Si amas a tu mascota, no la fuerces a fumar

Las mascotas están muy expuestas al humo pasivo y al envenenamiento al ingerir colillas de cigarrillos o nicotina.

En las visiones que el hombre tiene hacia la naturaleza, antropocéntrica y policéntrica, está claro que incluso entre la mayoría de los hombres y mujeres que son más respetuosos con los animales y las plantas, no hay muchas personas que hagan preguntas del tipo : “Si esto me duele, ¿qué le hará?”. Muy a menudo, solo porque hemos tomado una decisión positiva sobre la vida futura del perro (o de un animal en general), como una adopción, obtenemos considerablemente menos en términos de cuidado o perspectivas.
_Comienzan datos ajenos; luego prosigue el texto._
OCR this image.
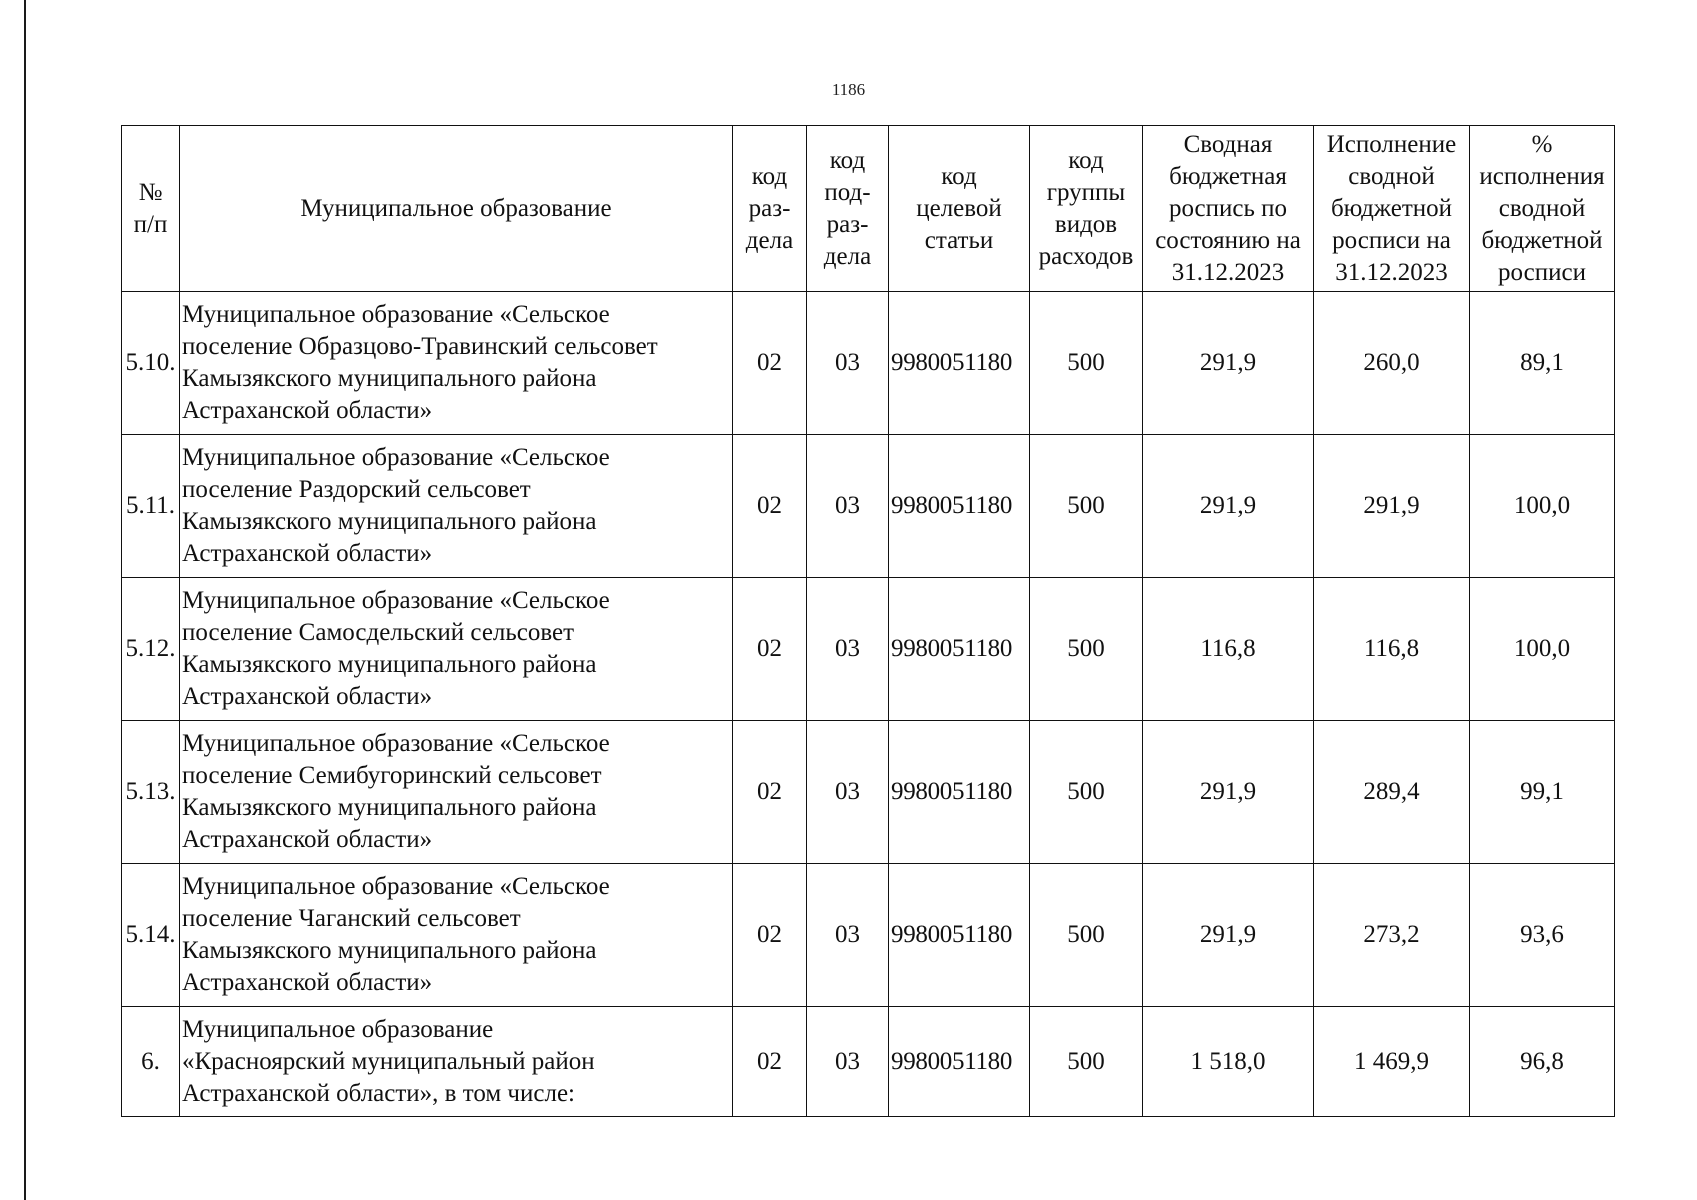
1186
№
п/п	Муниципальное образование	код
раз-
дела	код
под-
раз-
дела	код
целевой
статьи	код
группы
видов
расходов	Сводная
бюджетная
роспись по
состоянию на
31.12.2023	Исполнение
сводной
бюджетной
росписи на
31.12.2023	%
исполнения
сводной
бюджетной
росписи
5.10.	Муниципальное образование «Сельское
поселение Образцово-Травинский сельсовет
Камызякского муниципального района
Астраханской области»	02	03	9980051180	500	291,9	260,0	89,1
5.11.	Муниципальное образование «Сельское
поселение Раздорский сельсовет
Камызякского муниципального района
Астраханской области»	02	03	9980051180	500	291,9	291,9	100,0
5.12.	Муниципальное образование «Сельское
поселение Самосдельский сельсовет
Камызякского муниципального района
Астраханской области»	02	03	9980051180	500	116,8	116,8	100,0
5.13.	Муниципальное образование «Сельское
поселение Семибугоринский сельсовет
Камызякского муниципального района
Астраханской области»	02	03	9980051180	500	291,9	289,4	99,1
5.14.	Муниципальное образование «Сельское
поселение Чаганский сельсовет
Камызякского муниципального района
Астраханской области»	02	03	9980051180	500	291,9	273,2	93,6
6.	Муниципальное образование
«Красноярский муниципальный район
Астраханской области», в том числе:	02	03	9980051180	500	1 518,0	1 469,9	96,8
Nuestra decisión de cuidar a un animal, en cambio, debe ser una conciencia de que, en términos de responsabilidad, debe traducirse en un consorcio de intenciones y voluntades, aplicado a la máxima protección de la salud. No se dice que lo que nunca podría sucedernos no puede sucederle al animal. Para nosotros, si los adultos con un cierto umbral de conciencia del mundo que nos rodea, nunca pensamos en tragar las colillas de cigarrillos en la calle, o volver a encenderlas para fumarlas (como Charlie Chaplin hizo en Tiempos Modernos). Muy a menudo uno debe entender un concepto: cuando se adopta un animal, sea lo que sea, se producen dos eventos importantes, la domesticación y el entrenamiento. La adaptación a un entorno civilizado por parte del hombre de los objetos, usos y costumbres y, posteriormente, el reconocimiento de un docente son dos hechos fundamentales que actúan de forma potencial, positiva o negativa, sobre el comportamiento futuro del perro. Alguien más valiente diría sobre su educación.
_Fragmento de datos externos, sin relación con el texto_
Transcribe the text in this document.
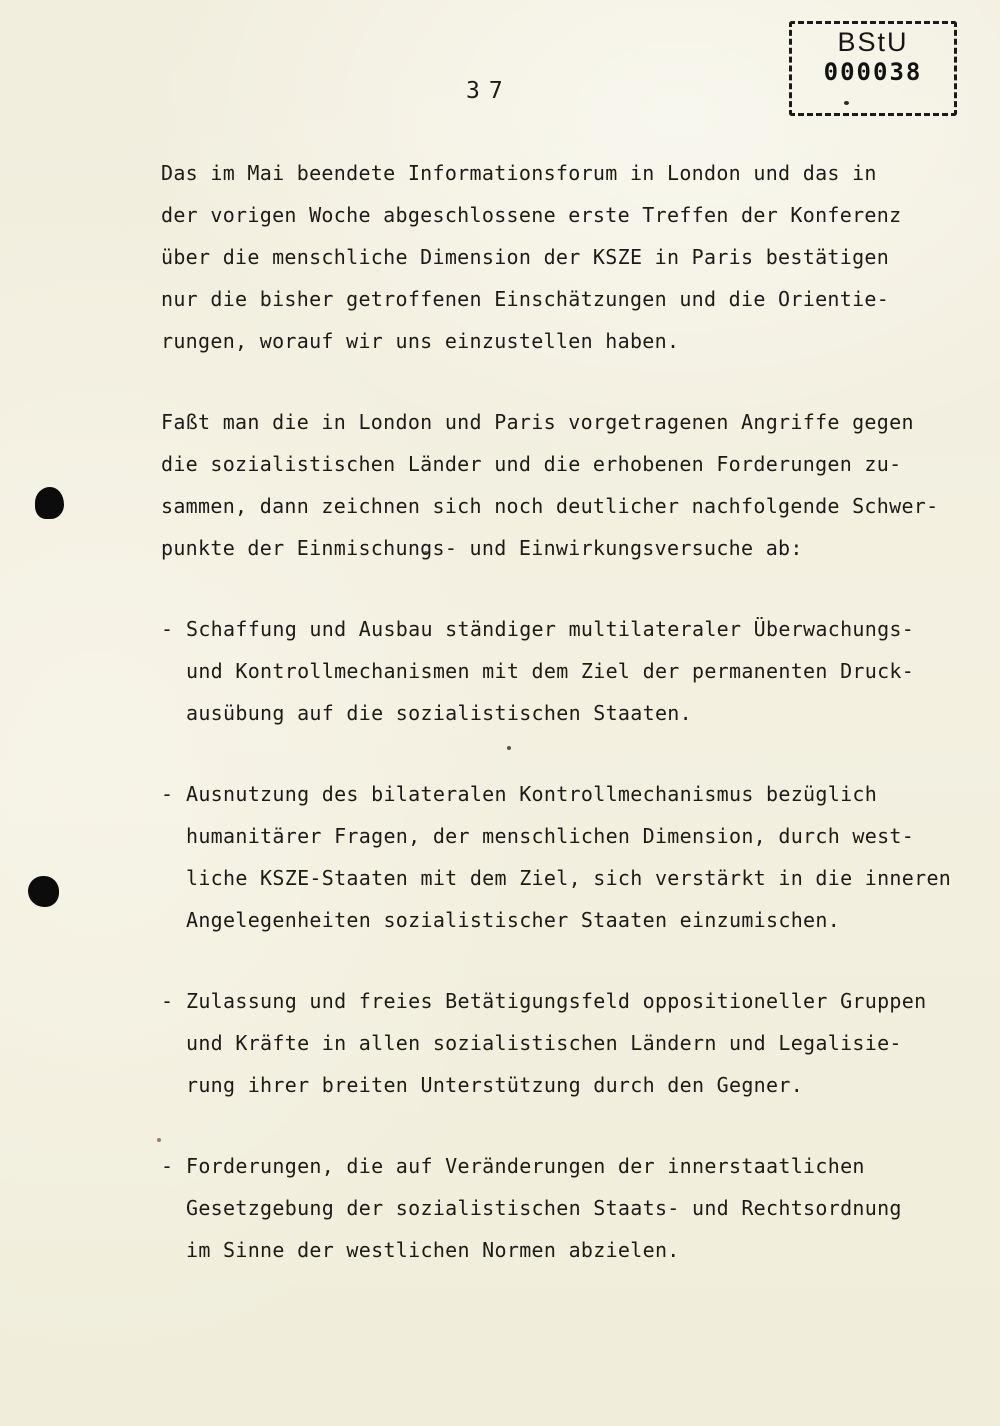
37
BStU
000038
Das im Mai beendete Informationsforum in London und das in
der vorigen Woche abgeschlossene erste Treffen der Konferenz
über die menschliche Dimension der KSZE in Paris bestätigen
nur die bisher getroffenen Einschätzungen und die Orientie-
rungen, worauf wir uns einzustellen haben.
Faßt man die in London und Paris vorgetragenen Angriffe gegen
die sozialistischen Länder und die erhobenen Forderungen zu-
sammen, dann zeichnen sich noch deutlicher nachfolgende Schwer-
punkte der Einmischungs- und Einwirkungsversuche ab:
- Schaffung und Ausbau ständiger multilateraler Überwachungs-
und Kontrollmechanismen mit dem Ziel der permanenten Druck-
ausübung auf die sozialistischen Staaten.
- Ausnutzung des bilateralen Kontrollmechanismus bezüglich
humanitärer Fragen, der menschlichen Dimension, durch west-
liche KSZE-Staaten mit dem Ziel, sich verstärkt in die inneren
Angelegenheiten sozialistischer Staaten einzumischen.
- Zulassung und freies Betätigungsfeld oppositioneller Gruppen
und Kräfte in allen sozialistischen Ländern und Legalisie-
rung ihrer breiten Unterstützung durch den Gegner.
- Forderungen, die auf Veränderungen der innerstaatlichen
Gesetzgebung der sozialistischen Staats- und Rechtsordnung
im Sinne der westlichen Normen abzielen.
boxer-300x200Cuando los objetos se usan en el hogar, al perro le gustaría usarlos para ganar confianza, a su manera. Esto sucede incluso en un ambiente salvaje: si hacemos un picnic en un gran bosque poblado por animales como el tejón y de una manera muy cautelosa, tiraríamos los residuos con residuos de comida sabrosos, este animal devoraría todo con entusiasmo, intoxicándose con consecuencias, muy probablemente letal. Entonces, en casa o afuera, un animal podría ingerir una colilla de cigarrillo tirada en el suelo, porque está sucia con residuos de comida fragantes o deseables. También nos preguntamos si fumar pasivamente puede dañar a nuestro perro o mascota cuando lo inhala. Estas son preguntas muy especiales ya que los efectos del tabaquismo pasivo son similares tanto en el perro como en el hombre.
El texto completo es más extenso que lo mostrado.